Os anos 1970 e 1980 seriam, de fato, a década dourada do trio — após a saída de Marina Occhiena em 1981, em consequência de atritos internos ligados a relações pessoais, o quarteto vira trio e alcança repercussão não só na Itália, mas também na Espanha e demais mercados hispânicos, graças a versões em castelhano de seus hits. Canções como “Che sarà“, “Sarà perché ti amo“, “Come vorrei“, “Mamma Maria” e “Voulez vous danser” tornam-se parte do imaginário coletivo e trilhas sonoras de programas populares, numa espécie de espelho do nosso tempo onde a melodia funciona como memória coletiva.
No percurso pessoal e profissional, os episódios mais duros também marcaram a trajetória: em 2013, um convite como convidados de honra ao Sanremo foi interrompido pela tragédia da morte súbita do filho de Franco Gatti.

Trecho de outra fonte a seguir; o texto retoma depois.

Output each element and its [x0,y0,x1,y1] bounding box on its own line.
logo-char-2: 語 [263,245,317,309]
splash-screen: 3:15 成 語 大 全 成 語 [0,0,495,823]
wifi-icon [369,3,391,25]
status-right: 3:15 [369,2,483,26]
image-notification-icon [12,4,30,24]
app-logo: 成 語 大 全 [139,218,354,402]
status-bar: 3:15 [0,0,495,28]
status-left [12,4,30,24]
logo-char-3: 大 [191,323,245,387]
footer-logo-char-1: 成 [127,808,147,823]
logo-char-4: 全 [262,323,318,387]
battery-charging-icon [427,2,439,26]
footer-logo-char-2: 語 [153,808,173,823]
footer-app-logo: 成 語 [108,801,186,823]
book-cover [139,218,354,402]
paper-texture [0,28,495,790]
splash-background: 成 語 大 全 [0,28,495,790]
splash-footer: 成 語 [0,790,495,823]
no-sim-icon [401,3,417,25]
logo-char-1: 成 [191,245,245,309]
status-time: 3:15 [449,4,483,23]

Em 2016, Gatti decide se afastar definitivamente para se dedicar à família, e Angela Brambati e Angelo Sotgiu continuam o legado do grupo.
Uma reaproximação ocorre graças ao trabalho do gerente Danilo Mancuso: no início de 2020, a formação original — Angela Brambati, Franco Gatti, Marina Occhiena e Angelo Sotgiu — volta a se reunir, participando como convidados do Festival de Sanremo na edição de 5 de fevereiro. A vida, entretanto, guardava mais um capítulo doloroso: Franco Gatti falece em 18 de outubro de 2022, aos 80 anos, em Gênova. Ainda assim, a dupla Angela Brambati e Angelo Sotgiu segue ativa, participando do Festival de Sanremo 2024 com a canção “Ma non tutta la vita”.
Os números atestam o impacto: com mais de 22 milhões de discos vendidos, os Ricchi e Poveri figuram entre os artistas italianos mais bem-sucedidos, sendo o segundo grupo com maior vendas, atrás apenas dos Pooh. Participantes assíduos do Sanremo (13 vezes) e vencedores em 1985 com “Se m’innamoro“, além de terem representado a Itália no Eurovision de 1978, o grupo deixou um catálogo que funciona como um reframe afetivo das décadas por que passou.
Celebrar os 80 anos de Angelo Sotgiu é, portanto, olhar para um artista cuja carreira opera como uma narrativa coletiva: seus timbres e escolhas formam uma trilha que acompanha mudanças sociais, movimentos de memória e os pequenos rituais cotidianos embalados por refrões. Não se trata apenas de aniversário: é um convite a revisitar o roteiro oculto da música popular italiana e a pensar por que certas canções continuam a ressoar como eco cultural entre gerações.